DRL-based Power Allocation in LiDAL-Assisted RLNC-NOMA OWC Systems

Non-orthogonal multiple access (NOMA) is a promising technique for optical wireless communication (OWC), enabling multiple users to share the optical spectrum simultaneously through the power domain. However, imperfect channel state information (CSI) and residual decoding errors deteriorate NOMA performance, especially in realistic dense-user indoor scenarios. In this work, we model an OWC system that integrates light detection and localization (LiDAL) and random linear network coding (RLNC) within a NOMA framework. LiDAL exploits spatio-temporal information to improve user CSI, while RLNC enhances data resilience in the successive decoding process, resulting in a LiDAL-assisted RLNC-NOMA OWC system. Power allocation (PA) is crucial in this system due to complex interactions between multiple users and the coding and detection processes, but optimizing continuous PA dynamically can be computationally prohibitive. To address this, we adopt a deep reinforcement learning (DRL) framework to efficiently learn near-optimal PA strategies.

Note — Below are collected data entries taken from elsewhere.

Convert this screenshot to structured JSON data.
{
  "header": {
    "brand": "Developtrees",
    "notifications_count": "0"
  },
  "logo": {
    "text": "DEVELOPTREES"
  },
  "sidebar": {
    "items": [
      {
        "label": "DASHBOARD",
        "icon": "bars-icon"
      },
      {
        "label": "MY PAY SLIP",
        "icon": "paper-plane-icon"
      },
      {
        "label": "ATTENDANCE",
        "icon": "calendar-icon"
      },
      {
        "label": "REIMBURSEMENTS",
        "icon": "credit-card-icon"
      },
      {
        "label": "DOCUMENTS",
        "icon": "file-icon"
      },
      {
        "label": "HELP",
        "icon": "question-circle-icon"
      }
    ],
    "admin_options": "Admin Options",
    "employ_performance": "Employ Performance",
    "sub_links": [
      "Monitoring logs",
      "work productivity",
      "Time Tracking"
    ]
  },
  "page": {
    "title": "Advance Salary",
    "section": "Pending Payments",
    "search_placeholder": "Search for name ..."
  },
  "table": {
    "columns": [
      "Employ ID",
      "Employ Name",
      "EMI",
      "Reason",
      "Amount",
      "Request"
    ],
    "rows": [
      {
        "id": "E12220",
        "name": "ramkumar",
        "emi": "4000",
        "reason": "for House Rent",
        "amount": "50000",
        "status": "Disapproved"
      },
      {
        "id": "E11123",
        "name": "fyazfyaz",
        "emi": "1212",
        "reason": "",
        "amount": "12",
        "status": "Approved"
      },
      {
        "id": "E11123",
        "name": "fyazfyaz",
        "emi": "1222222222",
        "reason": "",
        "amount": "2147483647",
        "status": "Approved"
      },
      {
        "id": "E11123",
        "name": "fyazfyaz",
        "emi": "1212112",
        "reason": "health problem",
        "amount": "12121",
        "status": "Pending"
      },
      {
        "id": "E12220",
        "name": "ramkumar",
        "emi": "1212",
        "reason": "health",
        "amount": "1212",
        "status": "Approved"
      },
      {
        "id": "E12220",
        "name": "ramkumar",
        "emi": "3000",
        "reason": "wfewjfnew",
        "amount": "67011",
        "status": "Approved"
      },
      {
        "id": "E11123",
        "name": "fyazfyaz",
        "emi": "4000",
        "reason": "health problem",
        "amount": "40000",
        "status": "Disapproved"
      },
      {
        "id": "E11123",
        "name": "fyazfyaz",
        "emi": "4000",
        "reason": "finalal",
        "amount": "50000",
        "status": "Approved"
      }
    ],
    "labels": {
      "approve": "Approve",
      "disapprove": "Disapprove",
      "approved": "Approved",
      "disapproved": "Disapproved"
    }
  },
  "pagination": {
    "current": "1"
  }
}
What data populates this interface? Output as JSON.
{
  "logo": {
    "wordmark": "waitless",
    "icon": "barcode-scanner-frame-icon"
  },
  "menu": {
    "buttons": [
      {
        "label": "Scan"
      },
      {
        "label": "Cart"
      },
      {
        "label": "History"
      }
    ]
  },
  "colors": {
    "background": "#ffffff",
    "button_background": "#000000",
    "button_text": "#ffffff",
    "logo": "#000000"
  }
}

In particular, a DRL-based normalized advantage function (NAF) algorithm is proposed to maximize the average sum rate, and its performance is compared to deep deterministic policy gradient (DDPG), gain ratio PA (GRPA), and exhaustive search. The results indicate that NAF closely matches exhaustive search, is 39% faster than DDPG, and improves the average sum rate by 4.6% over GRPA, while accounting for user location estimation errors.